そしてその淫事は、今尚定期的に開かれては少年たちを狂喜させている・・・。
ここで元哉はある妙案が閃く。説明を終えて、元哉の言葉を待っている二人に向かってこう言った。
「参加してる奴等は、あれが大内元哉の母親だって事は知ってるのか?」
「いや、それは知らないはずだ。誰も面識は無いし、おばさんにはマスクをして貰ってるから。

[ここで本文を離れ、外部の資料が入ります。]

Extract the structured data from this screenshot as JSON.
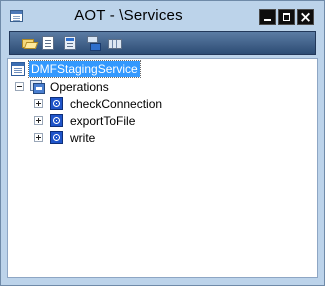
{
  "window": {
    "title": "AOT - \\Services"
  },
  "toolbar": {
    "buttons": [
      {
        "icon": "open-folder-icon"
      },
      {
        "icon": "properties-icon"
      },
      {
        "icon": "properties-list-icon"
      },
      {
        "icon": "compile-icon"
      },
      {
        "icon": "grid-icon"
      }
    ]
  },
  "tree": {
    "root": {
      "label": "DMFStagingService",
      "selected": true,
      "icon": "service-icon"
    },
    "operations": {
      "label": "Operations",
      "expanded": true,
      "icon": "operations-icon"
    },
    "methods": [
      {
        "label": "checkConnection",
        "icon": "method-icon"
      },
      {
        "label": "exportToFile",
        "icon": "method-icon"
      },
      {
        "label": "write",
        "icon": "method-icon"
      }
    ]
  },
  "colors": {
    "selection": "#3399ff",
    "frame": "#bcd3ea",
    "toolbar": "#3d5f8c"
  }
}
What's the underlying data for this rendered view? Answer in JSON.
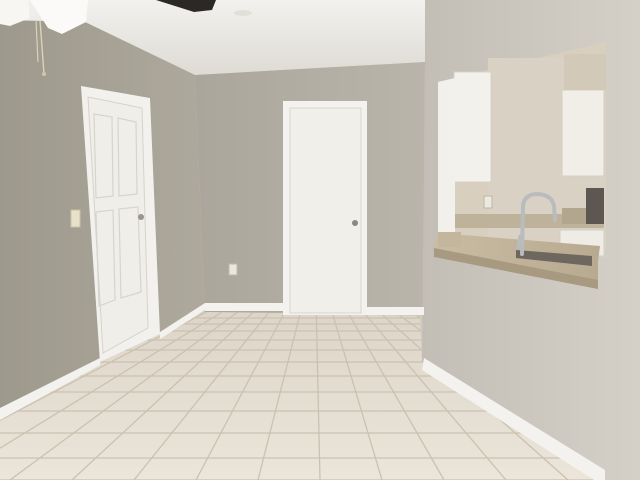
{
  "scene": {
    "description_free": true,
    "colors": {
      "ceiling": "#e9e7e2",
      "wall_left": "#a8a397",
      "wall_back": "#b3afa6",
      "wall_right": "#c9c5bd",
      "trim": "#f3f2ee",
      "door": "#f1f0ec",
      "floor_tile": "#e4ddd1",
      "grout": "#cfc6b7",
      "counter": "#cbbfa8",
      "cabinet": "#f0ede6",
      "kitchen_wall": "#d9d1c3"
    }
  }
}
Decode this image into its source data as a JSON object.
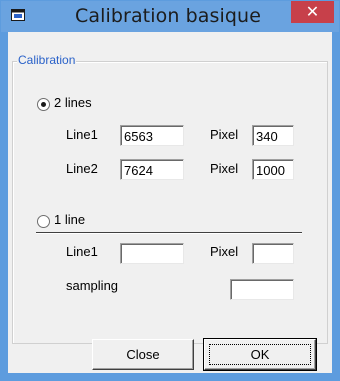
{
  "window": {
    "title": "Calibration basique",
    "close_glyph": "✕"
  },
  "group": {
    "label": "Calibration"
  },
  "two_lines": {
    "radio_label": "2 lines",
    "selected": true,
    "line1_label": "Line1",
    "line1_value": "6563",
    "pixel1_label": "Pixel",
    "pixel1_value": "340",
    "line2_label": "Line2",
    "line2_value": "7624",
    "pixel2_label": "Pixel",
    "pixel2_value": "1000"
  },
  "one_line": {
    "radio_label": "1 line",
    "selected": false,
    "line1_label": "Line1",
    "line1_value": "",
    "pixel_label": "Pixel",
    "pixel_value": "",
    "sampling_label": "sampling",
    "sampling_value": ""
  },
  "buttons": {
    "close_label": "Close",
    "ok_label": "OK"
  },
  "icons": {
    "app": "window-app-icon",
    "close": "close-icon"
  }
}
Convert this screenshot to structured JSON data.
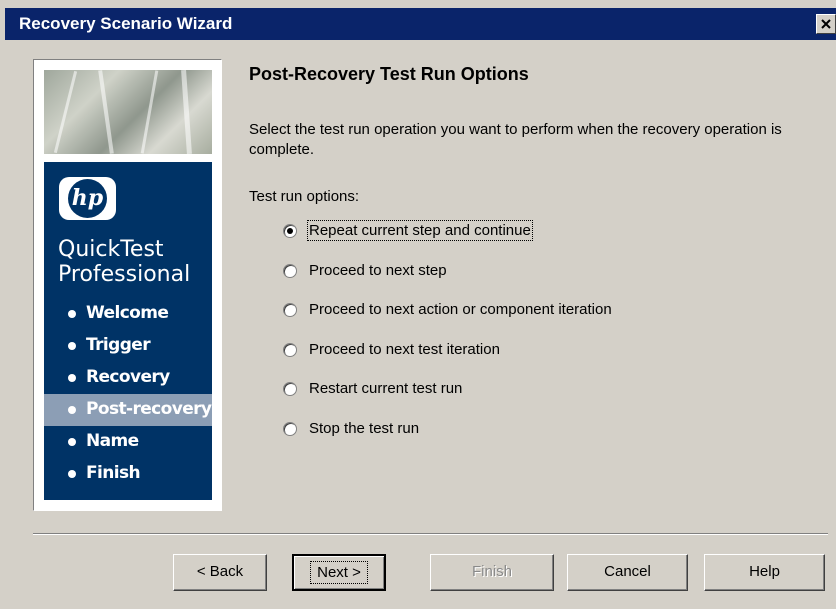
{
  "window": {
    "title": "Recovery Scenario Wizard"
  },
  "sidebar": {
    "logo_text": "hp",
    "product_line1": "QuickTest",
    "product_line2": "Professional",
    "steps": [
      {
        "label": "Welcome",
        "active": false
      },
      {
        "label": "Trigger",
        "active": false
      },
      {
        "label": "Recovery",
        "active": false
      },
      {
        "label": "Post-recovery",
        "active": true
      },
      {
        "label": "Name",
        "active": false
      },
      {
        "label": "Finish",
        "active": false
      }
    ]
  },
  "main": {
    "heading": "Post-Recovery Test Run Options",
    "description": "Select the test run operation you want to perform when the recovery operation is complete.",
    "options_label": "Test run options:",
    "options": [
      {
        "label": "Repeat current step and continue",
        "selected": true
      },
      {
        "label": "Proceed to next step",
        "selected": false
      },
      {
        "label": "Proceed to next action or component iteration",
        "selected": false
      },
      {
        "label": "Proceed to next test iteration",
        "selected": false
      },
      {
        "label": "Restart current test run",
        "selected": false
      },
      {
        "label": "Stop the test run",
        "selected": false
      }
    ]
  },
  "buttons": {
    "back": "< Back",
    "next": "Next >",
    "finish": "Finish",
    "cancel": "Cancel",
    "help": "Help"
  },
  "colors": {
    "titlebar": "#0a246a",
    "sidebar_bg": "#003366",
    "sidebar_active": "#8c9eb5",
    "dialog_bg": "#d4d0c8"
  }
}
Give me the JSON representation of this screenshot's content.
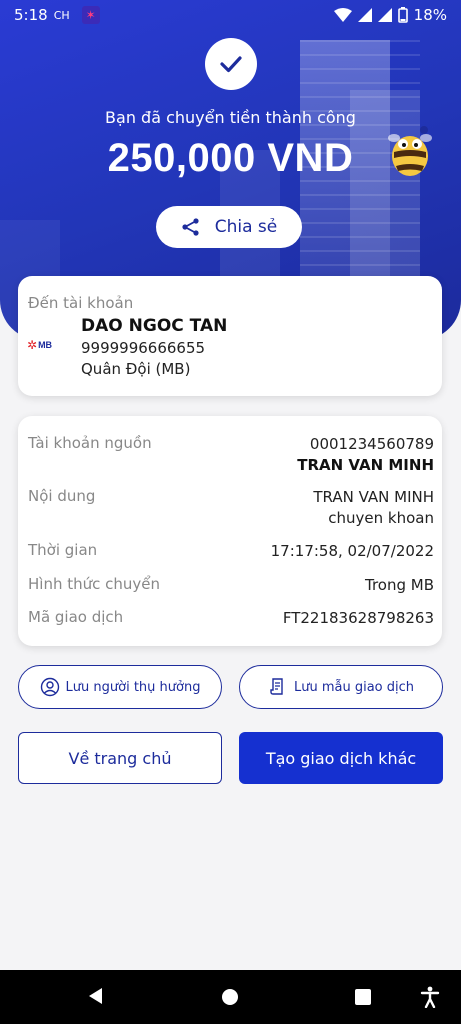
{
  "status_bar": {
    "time": "5:18",
    "ampm": "CH",
    "battery": "18%"
  },
  "hero": {
    "success_message": "Bạn đã chuyển tiền thành công",
    "amount": "250,000 VND",
    "share_label": "Chia sẻ"
  },
  "recipient": {
    "label": "Đến tài khoản",
    "bank_logo_text": "MB",
    "name": "DAO NGOC TAN",
    "account_number": "9999996666655",
    "bank": "Quân Đội (MB)"
  },
  "details": {
    "source_label": "Tài khoản nguồn",
    "source_account": "0001234560789",
    "source_name": "TRAN VAN MINH",
    "content_label": "Nội dung",
    "content_line1": "TRAN VAN MINH",
    "content_line2": "chuyen khoan",
    "time_label": "Thời gian",
    "time_value": "17:17:58, 02/07/2022",
    "method_label": "Hình thức chuyển",
    "method_value": "Trong MB",
    "txn_label": "Mã giao dịch",
    "txn_value": "FT22183628798263"
  },
  "actions": {
    "save_beneficiary": "Lưu người thụ hưởng",
    "save_template": "Lưu mẫu giao dịch",
    "home": "Về trang chủ",
    "new_transaction": "Tạo giao dịch khác"
  },
  "colors": {
    "primary": "#1d2c9c",
    "button_fill": "#1530d0",
    "hero_bg": "#2236b8"
  }
}
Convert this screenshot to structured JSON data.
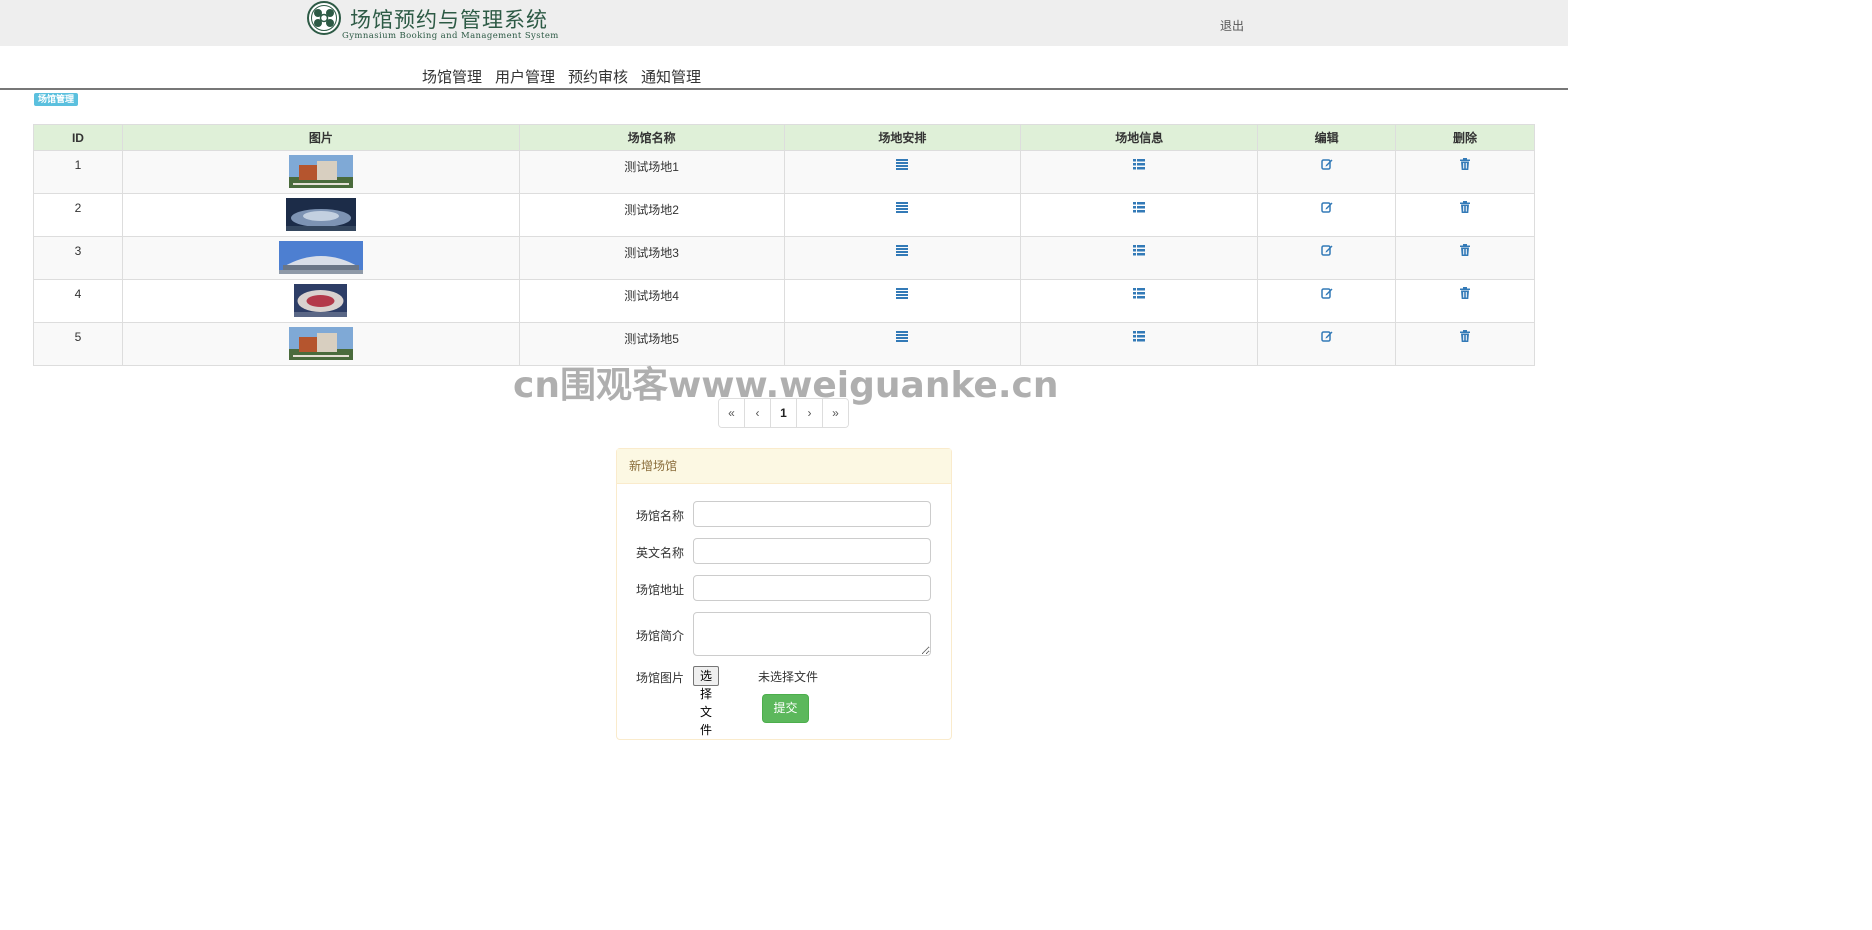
{
  "header": {
    "logo_title": "场馆预约与管理系统",
    "logo_subtitle": "Gymnasium Booking and Management System",
    "logout_label": "退出"
  },
  "nav": {
    "items": [
      "场馆管理",
      "用户管理",
      "预约审核",
      "通知管理"
    ]
  },
  "section_badge": "场馆管理",
  "table": {
    "headers": [
      "ID",
      "图片",
      "场馆名称",
      "场地安排",
      "场地信息",
      "编辑",
      "删除"
    ],
    "rows": [
      {
        "id": "1",
        "name": "测试场地1"
      },
      {
        "id": "2",
        "name": "测试场地2"
      },
      {
        "id": "3",
        "name": "测试场地3"
      },
      {
        "id": "4",
        "name": "测试场地4"
      },
      {
        "id": "5",
        "name": "测试场地5"
      }
    ],
    "action_icons": [
      "list-icon",
      "list-ul-icon",
      "edit-icon",
      "trash-icon"
    ]
  },
  "watermark": "cn围观客www.weiguanke.cn",
  "pagination": {
    "first": "«",
    "prev": "‹",
    "current": "1",
    "next": "›",
    "last": "»"
  },
  "form": {
    "title": "新增场馆",
    "fields": {
      "name_label": "场馆名称",
      "english_label": "英文名称",
      "address_label": "场馆地址",
      "intro_label": "场馆简介",
      "image_label": "场馆图片"
    },
    "file_button": "选择文件",
    "file_none": "未选择文件",
    "submit": "提交"
  },
  "colors": {
    "header_bg": "#eeeeee",
    "table_head_bg": "#dff0d8",
    "badge_bg": "#5bc0de",
    "icon_blue": "#337ab7",
    "panel_head_bg": "#fcf8e3",
    "submit_bg": "#5cb85c"
  }
}
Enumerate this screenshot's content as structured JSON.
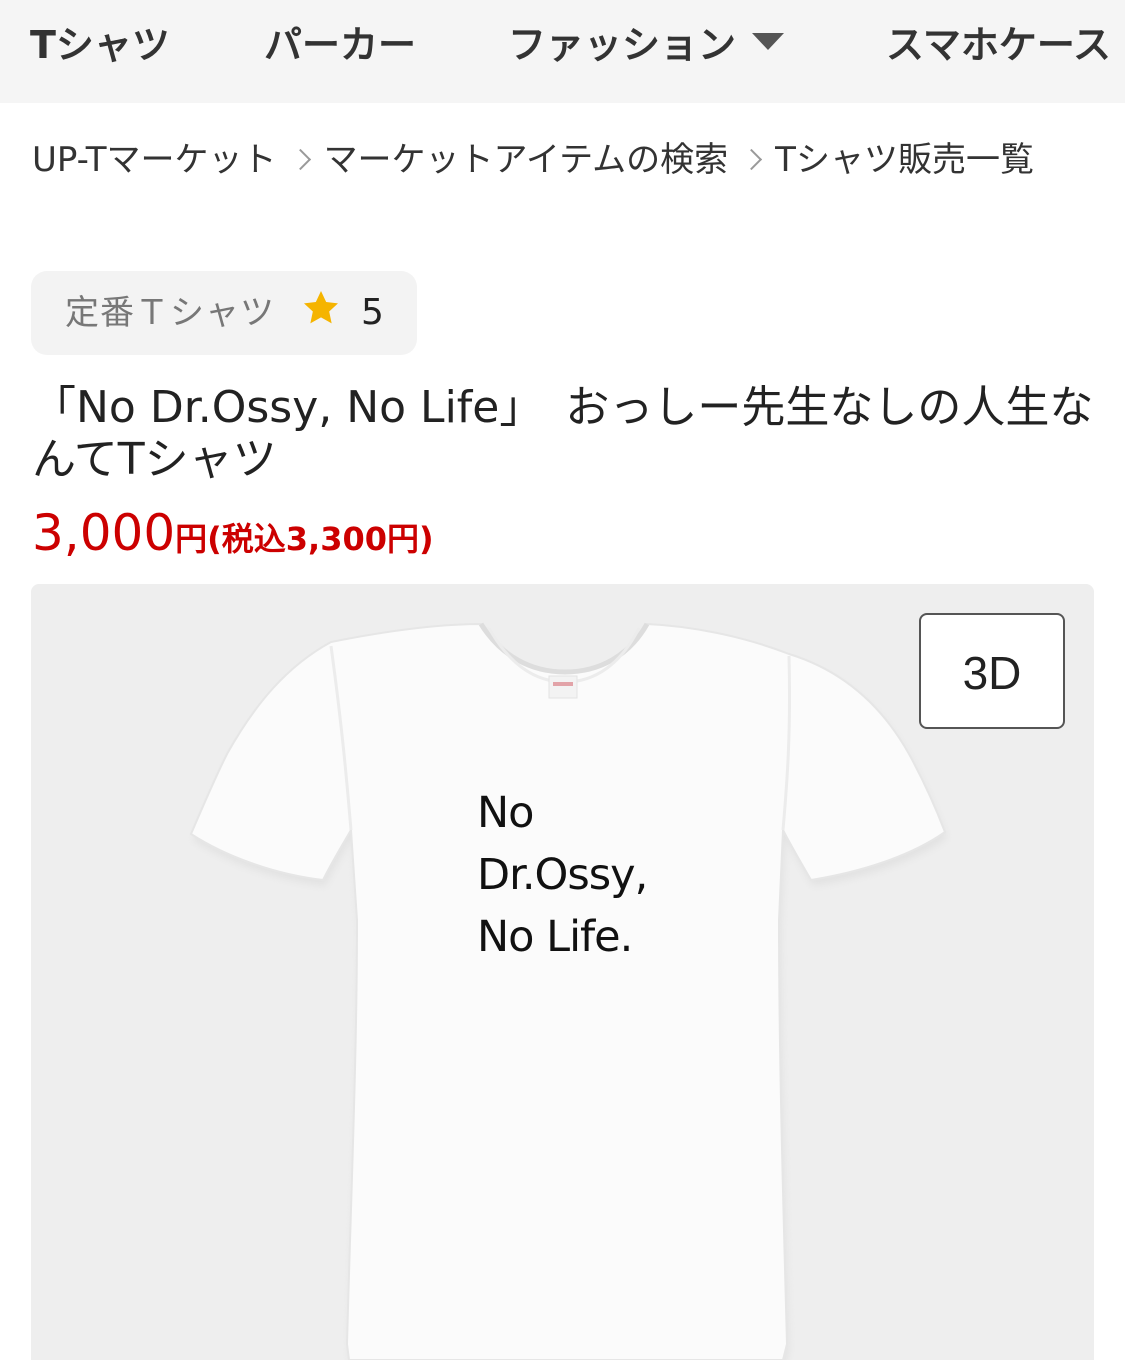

一応、みんなには二十五歳のOLだって紹介してるんだ」
健太がそう説明すると元哉は不敵な笑みを浮かべて、胸の中で呟く。
(ふん、二十五歳のOLね。そう見えないことは無いな、母さんなら・・・)
いつまでも若さを保つ美母を思い浮かべて、納得する元哉。
そして先日見たSMの女王様よろしくのマスクをして嬌声を上げていたシーンもふつふつと呼び起こされる。
(童貞限定のイベントなら、俺も参加出来るって事だな。くくく)
今、元哉は怜悧な一匹の牡になっていた。優しい笑顔の代わりに冷たい淫心を携え、
目前の親友たちに向かって言い放った。